Another issue is that we know children's social and emotional skills (e.g. their self-esteem) are also important in determining individuals’ lifetime outcomes, and such non-cognitive skills appear more malleable later in childhood (Carneiro and Heckman, 2003). Unfortunately, we cannot measure skills such as these in our data. It is possible that earlier measures of achievement may be partially capturing the fact that there is a positive relationship between cognitive and non-cognitive skills, and that the effect of prior achievement on participation in HE might be slightly lower if we had separate measures of non-cognitive skills.
Nonetheless, our results make clear that the majority of the socio-economic difference in participation in HE—including at high status institutions—arises as a result of substantial socio-economic differences in educational achievement earlier in life, and thus that policy makers who are interested in increasing participation among pupils from lower SES backgrounds need to intervene earlier to maximize their potential impact.
We are grateful for funding from the Economic and Social Research Council (grant RES-139-25-0234) via its ‘Teaching and learning research programme’. In addition, we thank the Department for Children, School and Families (now the Department for Education)—Anna Barker, Graham Knox and Ian Mitchell in particular—for facilitating access to the valuable data set we have used.
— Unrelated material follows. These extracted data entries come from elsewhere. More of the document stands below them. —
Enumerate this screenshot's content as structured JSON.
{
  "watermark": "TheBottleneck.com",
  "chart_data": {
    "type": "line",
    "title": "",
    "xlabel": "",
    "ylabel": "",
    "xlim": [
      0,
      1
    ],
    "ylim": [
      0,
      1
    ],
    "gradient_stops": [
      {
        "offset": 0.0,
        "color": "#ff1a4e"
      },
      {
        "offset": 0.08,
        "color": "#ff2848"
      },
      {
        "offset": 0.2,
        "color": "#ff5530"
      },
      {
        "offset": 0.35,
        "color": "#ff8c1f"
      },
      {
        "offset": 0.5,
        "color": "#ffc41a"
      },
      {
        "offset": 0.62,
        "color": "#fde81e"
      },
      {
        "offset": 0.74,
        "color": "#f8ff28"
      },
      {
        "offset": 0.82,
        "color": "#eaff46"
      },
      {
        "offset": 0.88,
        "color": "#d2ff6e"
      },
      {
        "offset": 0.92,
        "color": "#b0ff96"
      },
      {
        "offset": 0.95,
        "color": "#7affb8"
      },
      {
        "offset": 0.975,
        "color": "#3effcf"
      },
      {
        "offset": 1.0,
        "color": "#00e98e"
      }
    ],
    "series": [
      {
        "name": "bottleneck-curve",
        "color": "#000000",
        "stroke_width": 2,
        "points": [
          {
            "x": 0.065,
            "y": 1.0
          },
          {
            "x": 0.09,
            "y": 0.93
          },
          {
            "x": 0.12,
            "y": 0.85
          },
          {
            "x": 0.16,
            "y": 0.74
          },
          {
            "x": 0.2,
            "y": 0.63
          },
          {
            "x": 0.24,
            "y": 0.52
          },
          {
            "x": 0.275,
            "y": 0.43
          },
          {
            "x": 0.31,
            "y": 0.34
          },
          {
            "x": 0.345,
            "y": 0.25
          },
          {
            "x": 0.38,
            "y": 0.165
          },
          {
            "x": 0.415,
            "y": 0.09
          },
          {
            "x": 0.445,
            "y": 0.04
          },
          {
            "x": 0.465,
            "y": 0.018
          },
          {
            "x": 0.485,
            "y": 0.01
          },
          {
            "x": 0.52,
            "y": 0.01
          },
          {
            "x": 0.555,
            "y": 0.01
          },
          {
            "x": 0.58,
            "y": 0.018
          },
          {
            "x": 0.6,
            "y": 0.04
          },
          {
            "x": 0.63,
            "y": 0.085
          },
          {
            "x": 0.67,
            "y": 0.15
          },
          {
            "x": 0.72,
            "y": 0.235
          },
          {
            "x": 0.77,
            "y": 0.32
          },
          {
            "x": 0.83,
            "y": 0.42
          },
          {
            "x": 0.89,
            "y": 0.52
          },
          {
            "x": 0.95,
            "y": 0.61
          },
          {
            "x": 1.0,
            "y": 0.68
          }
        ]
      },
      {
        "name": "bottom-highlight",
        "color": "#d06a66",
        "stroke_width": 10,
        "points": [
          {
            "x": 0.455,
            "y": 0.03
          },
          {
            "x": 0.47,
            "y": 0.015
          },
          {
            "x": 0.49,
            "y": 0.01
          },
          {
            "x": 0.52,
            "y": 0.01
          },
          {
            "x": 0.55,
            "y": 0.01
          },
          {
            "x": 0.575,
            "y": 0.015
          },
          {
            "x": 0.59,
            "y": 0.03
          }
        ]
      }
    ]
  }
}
Without their work on linking the data and facilitating our access, this work could never have come to fruition. We are also grateful for comments from the referees, Stijn Broecke, Joe Hamed, John Micklewright and participants at various seminars and conferences, particularly the British Education Research Association annual conference, the Royal Economic Society conference, the Pupil Level School Census Users Group and those organized by the ‘Teaching and learning research programme’. Responsibility for interpretation of the data, as well as for any errors, is the authors’ alone.